Hacker News new | ask | show | jobs
by marcher 6400 days ago
Python 2.6 and 3.0 ship with a new library called multiprocessing which provides mechanisms for process control and intercommunication, which conveniently sidesteps the GIL limitation that prevents multiple core usage.

The library is loosely based around the existing threading API, and allows for seamless transfer of Python objects between processes (unlike other forms of IPC).

2 comments

I know. The library is available to 2.5 as "processing", but starting OS processes when all you wanted were threads is somewhat ugly. I agree it's not possible to do it properly with the GIL in place and attempts to remove it did have less than amazing results on single-thread applications.

That's annoying... Even more annoying when I think it's easier to do in Java ;-)
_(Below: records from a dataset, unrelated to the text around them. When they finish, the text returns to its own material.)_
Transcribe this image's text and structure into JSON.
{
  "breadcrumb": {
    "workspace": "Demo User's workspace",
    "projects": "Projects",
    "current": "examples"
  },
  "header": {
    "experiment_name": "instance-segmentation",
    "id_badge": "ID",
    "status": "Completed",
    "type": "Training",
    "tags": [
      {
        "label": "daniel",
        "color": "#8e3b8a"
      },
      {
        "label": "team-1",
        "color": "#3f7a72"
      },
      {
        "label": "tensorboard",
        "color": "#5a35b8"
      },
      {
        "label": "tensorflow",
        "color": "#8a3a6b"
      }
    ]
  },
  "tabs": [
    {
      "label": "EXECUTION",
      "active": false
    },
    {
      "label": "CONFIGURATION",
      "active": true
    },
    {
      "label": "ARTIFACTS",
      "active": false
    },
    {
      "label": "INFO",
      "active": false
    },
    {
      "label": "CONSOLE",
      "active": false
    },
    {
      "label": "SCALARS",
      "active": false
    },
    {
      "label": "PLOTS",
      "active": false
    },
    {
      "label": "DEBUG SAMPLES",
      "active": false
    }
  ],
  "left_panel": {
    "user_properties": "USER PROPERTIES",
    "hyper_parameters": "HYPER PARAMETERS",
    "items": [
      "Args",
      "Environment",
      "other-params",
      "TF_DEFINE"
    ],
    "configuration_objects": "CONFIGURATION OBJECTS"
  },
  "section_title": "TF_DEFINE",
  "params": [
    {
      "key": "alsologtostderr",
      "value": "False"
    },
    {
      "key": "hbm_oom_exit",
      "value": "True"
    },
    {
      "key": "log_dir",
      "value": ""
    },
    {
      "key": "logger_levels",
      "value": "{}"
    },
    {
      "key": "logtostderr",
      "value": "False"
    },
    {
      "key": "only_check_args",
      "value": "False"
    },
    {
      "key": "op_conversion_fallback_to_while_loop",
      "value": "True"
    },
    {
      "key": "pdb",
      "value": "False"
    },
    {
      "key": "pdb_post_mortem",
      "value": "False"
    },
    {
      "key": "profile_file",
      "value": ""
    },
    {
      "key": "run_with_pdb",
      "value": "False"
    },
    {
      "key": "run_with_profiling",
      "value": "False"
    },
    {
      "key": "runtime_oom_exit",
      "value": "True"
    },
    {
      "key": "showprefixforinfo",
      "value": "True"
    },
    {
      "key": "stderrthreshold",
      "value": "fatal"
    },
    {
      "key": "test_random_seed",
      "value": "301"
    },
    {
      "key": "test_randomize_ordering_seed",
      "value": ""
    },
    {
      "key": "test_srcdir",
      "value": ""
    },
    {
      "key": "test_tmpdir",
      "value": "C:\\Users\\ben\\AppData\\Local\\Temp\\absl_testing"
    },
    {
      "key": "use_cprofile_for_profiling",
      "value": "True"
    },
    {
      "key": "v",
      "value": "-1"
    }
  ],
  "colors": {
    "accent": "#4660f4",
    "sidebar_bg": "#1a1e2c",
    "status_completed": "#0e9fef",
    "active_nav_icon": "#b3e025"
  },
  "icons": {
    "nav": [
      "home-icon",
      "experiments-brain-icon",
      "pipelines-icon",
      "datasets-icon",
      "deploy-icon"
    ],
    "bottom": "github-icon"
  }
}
If you're running on Linux, then all threads are processes.
For some definitions of "are" maybe. Fact is that processes don't share address spaces and thus pointers, which means that all data structures have to be serialised in some shape or form before they can be accessed by multiple processes. This makes some use cases infeasible in Python and other GIL based languages.

This is important and I'm concerned that so many advocates of Python (and Ruby and PHP) try to talk this huge issue away. I do use and love Python myself and I'd like to do more with it, so this is not pointless language war fighting.

Under Linux, the only difference between a thread and a process is not sharing the address space. Both POSIX threading libraries for Linux (NTPL is the current, LinuxThreads is the old one) do a clone() system call for every pthread_create(). The clone() system call is basically fork() with extra functionality (such as sharing the address space).

Inside the kernel, your "threads" and "processes" are both represented by the task_struct data structure. So, on Linux, threads and processes are the same thing in different flavors.

I brought this up since the parent said "starting OS processes when all you wanted were threads is somewhat ugly." My point is that on Linux, starting a "process" and starting a "thread" is fundamentally the same action and have the same cost.

They are not the same thing. Threads share address space and processes don't and that's a crucial difference.
I said same thing with different flavors. Literally, they are both represented by the same data structure in the kernel. The salient point of the discussion - cost of forking a process versus cost of spawning a thread - is the same. They require different styles of programming, but I was responding to your point on cost.

If you ever need to reason about scheduling in the Linux kernel, then you need to understand this concept. In the eyes of the scheduler, they're all the same.

Not so seemless. Things need to be serialised to transfer them. You need to specially craft code so that it is pickle safe... things don't just work automatically.

Also serialising 100MB or so worth of objects around is really slow. So the process module is not good for many cases of use.